タイ各地の稲作にまつわる歌や行事を集めた記録映像。雨乞いから派生したというロケット祭の花火が日本じゃ絶対許されないようなスゴい代物で驚く。しかし、『稲作ユートピア』のようなストイックに作り込んだ作品を期待しただけに、散漫に感じてしまった。
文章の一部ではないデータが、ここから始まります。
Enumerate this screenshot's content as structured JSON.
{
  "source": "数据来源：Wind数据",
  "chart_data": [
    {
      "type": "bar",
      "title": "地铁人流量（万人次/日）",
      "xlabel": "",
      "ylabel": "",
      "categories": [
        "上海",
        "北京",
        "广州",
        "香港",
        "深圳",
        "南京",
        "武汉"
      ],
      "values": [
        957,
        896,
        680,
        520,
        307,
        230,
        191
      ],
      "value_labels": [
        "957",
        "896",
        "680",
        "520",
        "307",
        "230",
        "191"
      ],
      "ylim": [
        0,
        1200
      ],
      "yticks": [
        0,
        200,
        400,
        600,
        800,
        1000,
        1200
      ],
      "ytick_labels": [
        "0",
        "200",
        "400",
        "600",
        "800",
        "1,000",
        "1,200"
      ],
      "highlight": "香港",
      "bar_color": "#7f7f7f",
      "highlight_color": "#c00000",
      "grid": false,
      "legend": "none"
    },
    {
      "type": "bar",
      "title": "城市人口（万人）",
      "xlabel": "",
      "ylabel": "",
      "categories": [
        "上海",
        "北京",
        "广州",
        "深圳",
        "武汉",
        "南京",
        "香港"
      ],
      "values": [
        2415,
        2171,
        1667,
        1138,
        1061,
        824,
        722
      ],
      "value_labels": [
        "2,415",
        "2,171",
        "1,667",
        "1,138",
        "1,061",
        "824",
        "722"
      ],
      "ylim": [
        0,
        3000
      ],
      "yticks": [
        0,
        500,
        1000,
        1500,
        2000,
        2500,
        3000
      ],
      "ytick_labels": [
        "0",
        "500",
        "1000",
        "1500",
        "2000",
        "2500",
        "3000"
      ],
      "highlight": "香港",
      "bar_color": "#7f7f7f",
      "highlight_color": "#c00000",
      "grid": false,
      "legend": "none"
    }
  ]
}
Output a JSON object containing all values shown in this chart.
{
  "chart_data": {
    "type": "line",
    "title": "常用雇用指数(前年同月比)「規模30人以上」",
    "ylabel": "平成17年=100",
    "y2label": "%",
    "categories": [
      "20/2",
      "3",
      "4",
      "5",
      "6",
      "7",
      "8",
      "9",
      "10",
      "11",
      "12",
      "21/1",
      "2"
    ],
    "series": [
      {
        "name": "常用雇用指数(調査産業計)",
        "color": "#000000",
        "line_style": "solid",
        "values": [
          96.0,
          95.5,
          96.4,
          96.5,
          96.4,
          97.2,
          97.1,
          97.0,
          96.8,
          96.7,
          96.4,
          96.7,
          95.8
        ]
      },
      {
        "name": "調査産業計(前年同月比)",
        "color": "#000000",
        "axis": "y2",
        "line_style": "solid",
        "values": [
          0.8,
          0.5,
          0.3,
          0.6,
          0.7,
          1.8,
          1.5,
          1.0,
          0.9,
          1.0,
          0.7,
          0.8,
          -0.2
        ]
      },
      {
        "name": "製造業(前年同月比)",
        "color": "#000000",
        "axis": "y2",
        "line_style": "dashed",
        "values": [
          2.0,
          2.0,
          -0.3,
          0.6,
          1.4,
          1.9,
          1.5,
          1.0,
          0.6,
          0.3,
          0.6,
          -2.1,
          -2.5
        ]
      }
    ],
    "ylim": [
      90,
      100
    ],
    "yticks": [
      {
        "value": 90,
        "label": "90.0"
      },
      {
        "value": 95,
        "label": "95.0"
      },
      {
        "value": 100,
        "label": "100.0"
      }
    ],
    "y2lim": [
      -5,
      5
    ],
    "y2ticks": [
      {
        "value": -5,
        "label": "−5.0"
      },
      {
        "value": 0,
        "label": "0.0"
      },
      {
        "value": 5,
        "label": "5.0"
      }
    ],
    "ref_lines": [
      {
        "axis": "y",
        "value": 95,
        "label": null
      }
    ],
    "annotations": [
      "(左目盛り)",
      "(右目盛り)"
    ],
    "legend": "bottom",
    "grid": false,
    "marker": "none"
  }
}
●『コンクリートの雲』(13)リー・チャータメーティクン監督

‘97年、タイバーツ暴落。父親自殺の報を受け、NYに住んでいたマットは葬儀のためバンコクへ里帰りする。引きこもりがちな弟ニック、元カノのサーイに会い、忘れていた感情を呼び覚ます。当時の流行歌・カラオケ映像が感傷的。(カラオケ映像に弟ニックが役者として映っている)ただ、ファッションなど時代性を知らないとその微妙な差異が伝わらないかもしれない。90年代のタイを知る者は切なく胸に迫るはず。処分しようかと思ってた90年代のタイポップのカセットテープ、やっぱりとっておこう。監督は『ブンミおじさんの森』『ワンダフル・タウン』などの名編集で知られる。確かに、切り返しショットなど、目を見張るものがあった。

●『36のシーン』(12)ナワポン・タムロンラタナリット監督☆

素晴らしい作品だった。映画のロケハン係のサーイと美術係のウムが現場で出会ってからの月日を記憶の断片のような36のシーンで表現する。ウムは後ろ姿で、顔はほとんど映らない。かつて写真機で36枚撮りフィルムを使っていたときの経験がアイデアの基になっている。1枚1枚が時間や場所を異にしたり、成功した写真もあれば、失敗したものがあったり、現像しないまま月日が経っていたり・・・という36枚撮りフィルム写真の特性を、1シーン1カットの映像に置き変えた実験的手法。36の断片の中に、時の移ろいや、相手を想う事が見事に表現されていた。
監督2作目の『マリー・イズ・ハッピー』もこの作品のようにリアリズムで攻めた方が、この監督の持ち味が出たのではないだろうか?


残念ながらニティワット・タラトーン監督『先生の日記』(14)、大御所ノンスィー・ニミプット監督『タイムライン』(14)、オムニバス・ホラー『ラスト・サマー』(13)は見送る。